Andy: You know, it’s just that both those belts look exactly the same to me. You know, I’m still learning about all this stuff.
Miranda Priestly: This… stuff? Oh, okay. I see, you think this has nothing to do with you. You go to your closet and you select out, oh I don’t know, that lumpy blue sweater, for instance, because you’re trying to tell the world that you take yourself too seriously to care about what you put on your back. But what you don’t know is that that sweater is not just blue, it’s not turquoise, it’s not lapis, it’s actually cerulean. You’re also blithely unaware of the fact that in 2002, Oscar De La Renta did a collection of cerulean gowns. And then I think it was Yves St Laurent, wasn’t it, who showed cerulean military jackets? And then cerulean quickly showed up in the collections of 8 different designers. Then it filtered down through the department stores and then trickled on down into some tragic casual corner where you, no doubt, fished it out of some clearance bin. However, that blue represents millions of dollars and countless jobs and so it’s sort of comical how you think that you’ve made a choice that exempts you from the fashion industry when, in fact, you’re wearing the sweater that was selected for you by the people in this room…from a pile of stuff.
"This is the best part of the entire movie. I hope one day to have that amount of knowledge to own ANYONE who makes fun of being a fashion major."
Me too, then again I think I can own anyone in school. SPEWS OUT THE NAMES OF REI KAWAKUBO, HUSSEIN CHALAYAN, JOHN GALLIANO......SHOWS SMUG FACE AND MUMBLES "DEMODE ONES. YOU'RE SO SHALLOW, GARCON." AND SHOWS THE FACE OF THE LADY IN THE BACKGROUND IN THE FIRST PICTURE.

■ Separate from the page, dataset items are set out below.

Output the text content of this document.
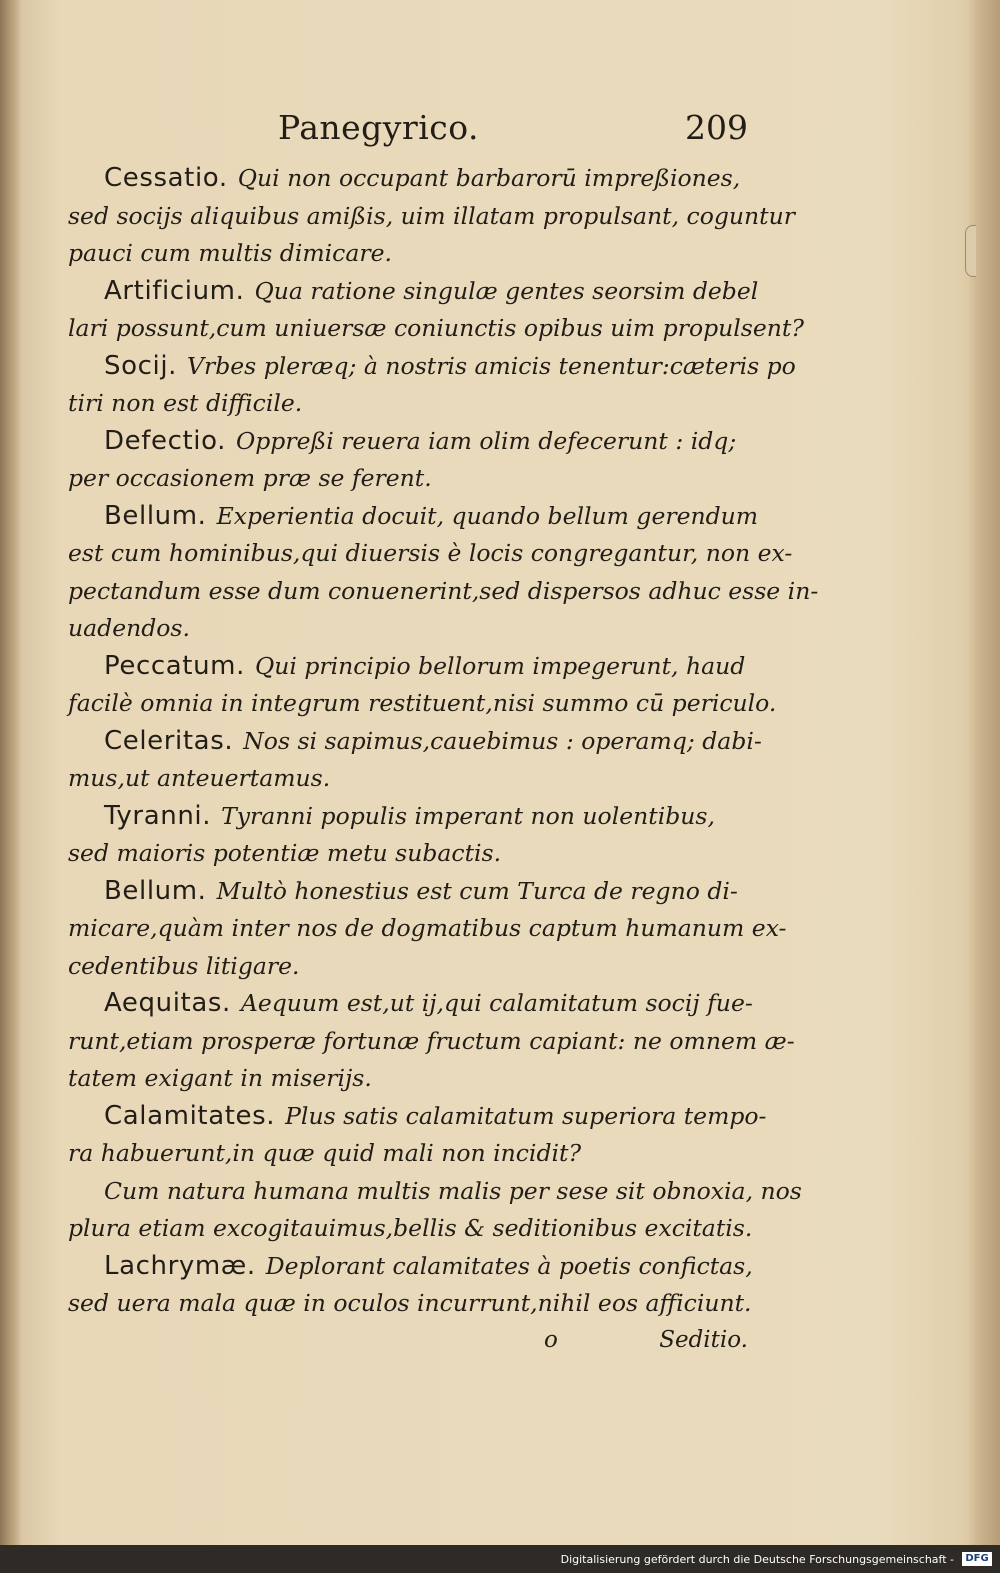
Panegyrico.	209

Cessatio. Qui non occupant barbarorū impreßiones,
sed socijs aliquibus amißis, uim illatam propulsant, coguntur
pauci cum multis dimicare.

Artificium. Qua ratione singulæ gentes seorsim debel
lari possunt,cum uniuersæ coniunctis opibus uim propulsent?

Socij. Vrbes pleræq; à nostris amicis tenentur:cæteris po
tiri non est difficile.

Defectio. Oppreßi reuera iam olim defecerunt : idq;
per occasionem præ se ferent.

Bellum. Experientia docuit, quando bellum gerendum
est cum hominibus,qui diuersis è locis congregantur, non ex-
pectandum esse dum conuenerint,sed dispersos adhuc esse in-
uadendos.

Peccatum. Qui principio bellorum impegerunt, haud
facilè omnia in integrum restituent,nisi summo cū periculo.

Celeritas. Nos si sapimus,cauebimus : operamq; dabi-
mus,ut anteuertamus.

Tyranni. Tyranni populis imperant non uolentibus,
sed maioris potentiæ metu subactis.

Bellum. Multò honestius est cum Turca de regno di-
micare,quàm inter nos de dogmatibus captum humanum ex-
cedentibus litigare.

Aequitas. Aequum est,ut ij,qui calamitatum socij fue-
runt,etiam prosperæ fortunæ fructum capiant: ne omnem æ-
tatem exigant in miserijs.

Calamitates. Plus satis calamitatum superiora tempo-
ra habuerunt,in quæ quid mali non incidit?

Cum natura humana multis malis per sese sit obnoxia, nos
plura etiam excogitauimus,bellis & seditionibus excitatis.

Lachrymæ. Deplorant calamitates à poetis confictas,
sed uera mala quæ in oculos incurrunt,nihil eos afficiunt.

o	Seditio.
Digitalisierung gefördert durch die Deutsche Forschungsgemeinschaft -	DFG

And so I shall create my own version of the story set in the ever-so-shoulder-paddy world of Vogue Paris...
THE STORY OF CARINE AND BALMAIN
Andy (who got transferred from US Vogue and got a little smarter): It's just that Balmain is just so....I dunno boring and overdone. No one in New York wants to wear this anymore.

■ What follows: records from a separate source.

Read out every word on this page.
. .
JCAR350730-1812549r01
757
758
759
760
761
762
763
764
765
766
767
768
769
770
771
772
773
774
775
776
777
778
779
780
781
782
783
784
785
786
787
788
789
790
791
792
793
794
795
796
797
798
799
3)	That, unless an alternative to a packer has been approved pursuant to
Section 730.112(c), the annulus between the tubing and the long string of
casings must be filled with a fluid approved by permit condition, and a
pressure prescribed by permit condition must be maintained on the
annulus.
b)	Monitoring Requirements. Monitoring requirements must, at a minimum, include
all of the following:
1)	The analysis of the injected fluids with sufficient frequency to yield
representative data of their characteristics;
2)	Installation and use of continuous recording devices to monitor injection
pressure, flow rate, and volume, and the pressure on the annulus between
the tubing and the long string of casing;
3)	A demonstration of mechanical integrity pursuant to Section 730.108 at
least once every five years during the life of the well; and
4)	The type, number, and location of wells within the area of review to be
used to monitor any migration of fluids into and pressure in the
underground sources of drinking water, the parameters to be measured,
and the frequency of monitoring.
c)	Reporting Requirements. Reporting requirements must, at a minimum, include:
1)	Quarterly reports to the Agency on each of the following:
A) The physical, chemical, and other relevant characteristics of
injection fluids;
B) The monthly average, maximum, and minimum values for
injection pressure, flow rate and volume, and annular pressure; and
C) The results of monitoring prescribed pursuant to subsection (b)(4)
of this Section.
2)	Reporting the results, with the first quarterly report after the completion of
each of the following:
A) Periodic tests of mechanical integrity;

Carine: Boring....You call Balmain boring. Oh okay, I see, you think that just because you have worked under Anna Wintour and got influenced by her Oscar de la Renta and Carolina Herrera-ish dressing that you think Balmain is boring. So you go to your closet and select out, I don't know, that Zara blazer of yours, and pair it with that grand-mumsy Oscar skirt because you are trying to tell the world that you are not a rocker-girl who loves to club every night and would rather sit on your couch and read Oscar Wilde poems and watch The Golden Girls. But what you don't know is that this Balmain jacket is not just any other jacket. These, you see are not the 80s shoulder pads, these are modern and pointy rather than broad and frumpy. You're also blithely unaware of the fact that in 2007, Christophe Decarnin of Balmain reinvented the shoulder pads and brought Balmain back on to the fashion map. And then I think it was Dolce and Gabbana who started showing exaggerated shoulders, weren't them. And then shoulder pads quickly showed up in the collections of Givenchy, Phillip Lim, Calvin Klein, and Louis Vuitton. But ultimately it was Balmain, this Balmain jacket, which sparked a global trend of shoulder pads, and it filtered down high-street labels and departement stores and then trickled down to a so-called specialized corner of Zara and Forever 21, which girls are dying to get one of the imitation ones. And did you know that because of the millions of 'Balmain-inspired' jackets that were sold at Zara, that the company had money to be able to manufacture your normal looking blazer you have on, which you no doubt fished out of the sale department because you think it is just the right amount of grand-mumsy-ness for you. However, did you know that the people you are working for today are those who made Balmain famous? You see, Emmanuelle Alt over there, she is the stylist for Balmain and was the creator of the dreams of many teenage girls. And It was we who put Balmain in the pages of our magazines, fille charmante. That jacket represents millions of dollars and countless of jobs so it's sort of comical that you're thinking that this jacket is hideous when you don't even know that it was the people in this room who helped made it..........hideous. In fact, you're hired only because we get our major ads from Balmain and not.......Zara and Oscar de la Renta.
Trust me, I still love Carine and Emmanuelle (and the people at Vogue Paris, who don't support Balmain. No wait, that would mean no one but whatever), Oscar de la Renta and Caroline Herrera but I just think that Balmain is just......oh I dunno, boring. This story is mocking Balmain by the way, if you didn't notice that yet.